25. A method for recovering the blood glucose level history of a patient diagnosed with diabetes, the method comprising the steps of:

(a) obtaining a blood sample comprising intact cells

(b) obtaining a cell distribution profile by sorting a plurality of the intact cells based on the amount of glycated hemoglobin in each cell; and,

(c) determining the patient's glucose level history based on the cell distribution profile.

26. The method of claim 25, wherein the patient's blood glucose level history is obtained by comparing the patient's cell distribution profile to one or more reference profiles.

27. The method of claim 25, wherein the patient's blood glucose level history is obtained using an algorithm.

28. The method of claim 27, wherein the algorithm corrects for non-linearity in the rate of hemoglobin glycation.

29. The method of claim 27, wherein the algorithm uses patient specific input data.

30. The method of claim 29, wherein the patient specific input data is selected from the group consisting of the patient's age, gender, and weight.

31. The method of claim 27, wherein the algorithm uses a value for the average life span of a red blood cell.

32. The method of claim 25, wherein the intact cells are sorted using a procedure selected from the group consisting of chromatography, electrophoresis, mass spectrometry, and cell sorting.

33. The method of claim 25, comprising the additional step of determining whether the patient has Type I, Type II, or gestational diabetes.

34. The method of claim 25, comprising the additional step of determining a treatment regimen for the patient.

35. The method of claim 25, comprising the step of obtaining a second blood sample at a second time and performing steps (b) and (c) on the second blood sample.
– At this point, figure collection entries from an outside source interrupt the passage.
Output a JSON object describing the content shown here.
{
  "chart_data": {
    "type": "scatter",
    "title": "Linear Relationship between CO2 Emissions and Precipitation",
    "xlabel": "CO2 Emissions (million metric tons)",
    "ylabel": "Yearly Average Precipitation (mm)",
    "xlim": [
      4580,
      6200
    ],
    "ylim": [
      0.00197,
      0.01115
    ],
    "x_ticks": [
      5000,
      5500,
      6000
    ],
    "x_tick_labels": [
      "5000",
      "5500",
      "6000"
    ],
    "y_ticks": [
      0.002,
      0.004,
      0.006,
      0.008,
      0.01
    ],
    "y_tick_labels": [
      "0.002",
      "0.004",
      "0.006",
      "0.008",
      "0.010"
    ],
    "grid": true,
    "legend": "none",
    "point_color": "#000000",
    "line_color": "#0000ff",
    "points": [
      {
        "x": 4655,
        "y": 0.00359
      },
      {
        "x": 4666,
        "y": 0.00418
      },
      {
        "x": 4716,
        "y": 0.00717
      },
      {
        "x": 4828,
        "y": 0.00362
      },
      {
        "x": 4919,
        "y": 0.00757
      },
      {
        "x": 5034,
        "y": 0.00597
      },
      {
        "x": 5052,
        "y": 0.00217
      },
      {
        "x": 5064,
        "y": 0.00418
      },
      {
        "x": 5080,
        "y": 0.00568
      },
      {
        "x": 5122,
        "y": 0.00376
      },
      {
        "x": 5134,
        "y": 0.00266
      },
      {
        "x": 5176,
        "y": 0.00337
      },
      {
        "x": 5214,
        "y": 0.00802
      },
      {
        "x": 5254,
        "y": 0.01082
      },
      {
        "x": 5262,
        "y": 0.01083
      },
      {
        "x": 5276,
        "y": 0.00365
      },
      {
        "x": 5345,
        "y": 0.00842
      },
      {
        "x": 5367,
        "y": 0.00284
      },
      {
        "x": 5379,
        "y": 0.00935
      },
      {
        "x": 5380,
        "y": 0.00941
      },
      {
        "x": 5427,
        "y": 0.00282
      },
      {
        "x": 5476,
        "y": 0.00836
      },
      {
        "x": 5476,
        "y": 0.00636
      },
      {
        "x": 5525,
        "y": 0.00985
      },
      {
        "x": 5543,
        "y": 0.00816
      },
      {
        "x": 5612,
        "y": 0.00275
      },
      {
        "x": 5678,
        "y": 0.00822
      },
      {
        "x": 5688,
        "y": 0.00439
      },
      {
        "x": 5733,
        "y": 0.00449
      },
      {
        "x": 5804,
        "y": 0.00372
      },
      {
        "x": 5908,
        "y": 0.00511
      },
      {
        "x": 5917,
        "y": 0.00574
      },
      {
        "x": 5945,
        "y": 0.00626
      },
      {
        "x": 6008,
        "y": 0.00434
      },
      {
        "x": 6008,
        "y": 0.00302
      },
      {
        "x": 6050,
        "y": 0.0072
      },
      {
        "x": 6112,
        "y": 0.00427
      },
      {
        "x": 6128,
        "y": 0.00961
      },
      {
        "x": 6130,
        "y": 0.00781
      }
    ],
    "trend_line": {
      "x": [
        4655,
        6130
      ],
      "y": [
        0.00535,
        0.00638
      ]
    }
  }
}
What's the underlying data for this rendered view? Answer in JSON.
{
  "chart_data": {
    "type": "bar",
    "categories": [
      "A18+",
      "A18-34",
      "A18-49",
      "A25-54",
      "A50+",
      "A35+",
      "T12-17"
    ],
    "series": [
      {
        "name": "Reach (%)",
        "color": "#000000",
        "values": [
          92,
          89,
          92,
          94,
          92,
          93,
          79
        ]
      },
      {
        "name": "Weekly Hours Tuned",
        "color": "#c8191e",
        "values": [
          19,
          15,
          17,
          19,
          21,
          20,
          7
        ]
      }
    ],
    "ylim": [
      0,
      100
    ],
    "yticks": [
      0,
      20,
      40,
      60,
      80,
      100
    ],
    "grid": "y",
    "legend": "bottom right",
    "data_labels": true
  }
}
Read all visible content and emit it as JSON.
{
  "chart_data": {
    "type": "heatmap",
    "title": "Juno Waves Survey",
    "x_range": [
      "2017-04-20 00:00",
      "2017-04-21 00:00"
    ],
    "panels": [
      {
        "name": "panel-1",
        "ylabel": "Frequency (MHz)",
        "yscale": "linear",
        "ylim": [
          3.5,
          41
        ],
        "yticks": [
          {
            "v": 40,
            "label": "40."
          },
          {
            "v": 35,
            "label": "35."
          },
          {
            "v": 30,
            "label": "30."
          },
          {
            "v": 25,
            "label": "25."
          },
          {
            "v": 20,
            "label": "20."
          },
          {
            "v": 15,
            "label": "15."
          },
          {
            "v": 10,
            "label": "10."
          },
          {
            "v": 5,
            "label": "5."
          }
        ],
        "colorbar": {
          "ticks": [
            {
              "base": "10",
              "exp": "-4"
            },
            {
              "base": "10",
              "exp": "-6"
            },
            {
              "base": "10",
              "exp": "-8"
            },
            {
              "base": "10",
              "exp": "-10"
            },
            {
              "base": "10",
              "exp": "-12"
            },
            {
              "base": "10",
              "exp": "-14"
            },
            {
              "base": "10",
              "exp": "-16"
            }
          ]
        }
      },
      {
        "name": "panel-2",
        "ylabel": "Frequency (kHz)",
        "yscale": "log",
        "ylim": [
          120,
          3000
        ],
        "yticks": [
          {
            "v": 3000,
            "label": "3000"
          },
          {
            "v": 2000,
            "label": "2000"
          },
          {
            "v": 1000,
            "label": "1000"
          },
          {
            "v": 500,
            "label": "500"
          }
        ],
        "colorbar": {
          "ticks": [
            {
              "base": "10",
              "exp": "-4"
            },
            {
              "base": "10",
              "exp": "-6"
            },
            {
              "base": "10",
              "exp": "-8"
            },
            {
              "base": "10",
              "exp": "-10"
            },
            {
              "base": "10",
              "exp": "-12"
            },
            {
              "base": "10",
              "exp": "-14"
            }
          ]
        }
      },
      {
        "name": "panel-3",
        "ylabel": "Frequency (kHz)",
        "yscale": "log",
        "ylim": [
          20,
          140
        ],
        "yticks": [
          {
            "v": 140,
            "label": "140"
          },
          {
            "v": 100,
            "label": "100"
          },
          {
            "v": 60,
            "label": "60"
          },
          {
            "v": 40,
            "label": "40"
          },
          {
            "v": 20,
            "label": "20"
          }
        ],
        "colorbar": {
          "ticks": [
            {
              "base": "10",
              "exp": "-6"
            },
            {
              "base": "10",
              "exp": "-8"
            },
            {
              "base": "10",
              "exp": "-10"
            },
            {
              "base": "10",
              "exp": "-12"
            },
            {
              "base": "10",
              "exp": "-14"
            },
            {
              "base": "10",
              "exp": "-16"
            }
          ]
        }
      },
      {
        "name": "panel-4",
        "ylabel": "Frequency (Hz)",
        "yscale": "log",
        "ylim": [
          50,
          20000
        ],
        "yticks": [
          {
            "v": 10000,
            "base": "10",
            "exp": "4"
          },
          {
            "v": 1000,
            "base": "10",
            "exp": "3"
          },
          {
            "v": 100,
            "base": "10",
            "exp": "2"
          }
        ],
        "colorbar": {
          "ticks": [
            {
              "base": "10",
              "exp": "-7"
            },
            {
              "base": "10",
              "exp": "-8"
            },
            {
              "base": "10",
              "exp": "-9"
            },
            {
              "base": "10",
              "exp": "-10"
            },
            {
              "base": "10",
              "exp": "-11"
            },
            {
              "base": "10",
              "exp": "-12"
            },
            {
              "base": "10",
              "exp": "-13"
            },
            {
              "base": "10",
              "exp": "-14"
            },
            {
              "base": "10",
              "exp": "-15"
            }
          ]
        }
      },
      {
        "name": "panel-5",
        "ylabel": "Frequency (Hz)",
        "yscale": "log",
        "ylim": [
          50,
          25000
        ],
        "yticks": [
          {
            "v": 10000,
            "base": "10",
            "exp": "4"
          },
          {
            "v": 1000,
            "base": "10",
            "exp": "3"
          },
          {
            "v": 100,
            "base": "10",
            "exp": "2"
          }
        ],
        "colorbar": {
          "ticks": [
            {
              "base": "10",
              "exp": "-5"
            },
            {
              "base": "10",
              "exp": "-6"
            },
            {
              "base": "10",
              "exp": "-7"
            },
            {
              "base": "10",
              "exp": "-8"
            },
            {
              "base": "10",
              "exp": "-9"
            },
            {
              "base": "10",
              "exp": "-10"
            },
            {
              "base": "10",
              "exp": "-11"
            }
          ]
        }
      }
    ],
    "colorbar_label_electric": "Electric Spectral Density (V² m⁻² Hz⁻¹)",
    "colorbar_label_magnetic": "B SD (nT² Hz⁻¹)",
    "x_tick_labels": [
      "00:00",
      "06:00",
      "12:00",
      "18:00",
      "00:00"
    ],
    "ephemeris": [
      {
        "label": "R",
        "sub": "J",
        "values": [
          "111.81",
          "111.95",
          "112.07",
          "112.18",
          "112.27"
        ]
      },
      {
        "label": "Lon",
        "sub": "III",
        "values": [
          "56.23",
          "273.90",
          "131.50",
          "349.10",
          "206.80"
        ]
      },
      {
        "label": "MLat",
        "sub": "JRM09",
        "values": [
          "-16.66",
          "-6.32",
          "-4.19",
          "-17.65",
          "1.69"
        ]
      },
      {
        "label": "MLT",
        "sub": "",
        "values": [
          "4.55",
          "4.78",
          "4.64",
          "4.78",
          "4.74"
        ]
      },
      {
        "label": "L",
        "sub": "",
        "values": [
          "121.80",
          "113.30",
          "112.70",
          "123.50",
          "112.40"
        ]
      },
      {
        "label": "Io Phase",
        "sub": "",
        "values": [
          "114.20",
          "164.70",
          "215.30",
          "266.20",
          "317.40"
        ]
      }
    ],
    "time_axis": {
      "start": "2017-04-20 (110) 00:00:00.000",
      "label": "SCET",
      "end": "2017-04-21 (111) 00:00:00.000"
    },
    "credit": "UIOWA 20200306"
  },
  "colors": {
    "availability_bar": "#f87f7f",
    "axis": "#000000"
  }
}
36. The method of claim 25, wherein the glycosylated hemoglobin is labeled.

37. A chromatography device for separating blood cells based on levels of glycosylated hemoglobin, the device comprising:

(a) a high pressure column comprising a sample chamber and a tapered exit hole;

(b) a dynamic light scattering detector connected to the exit hole; and,

(c) a gas powered injector connected to the sample chamber.

38. An electrophoretic device for separating blood cells based on levels of glycosylated hemoglobin, the device comprising:

(a) a liquid flow column with a sample entry point and a plurality of collection points along the length of the column; and,

(b) an electromagnetic field generator associated with the column, wherein the electromagnetic field is normal to the direction of the liquid flow.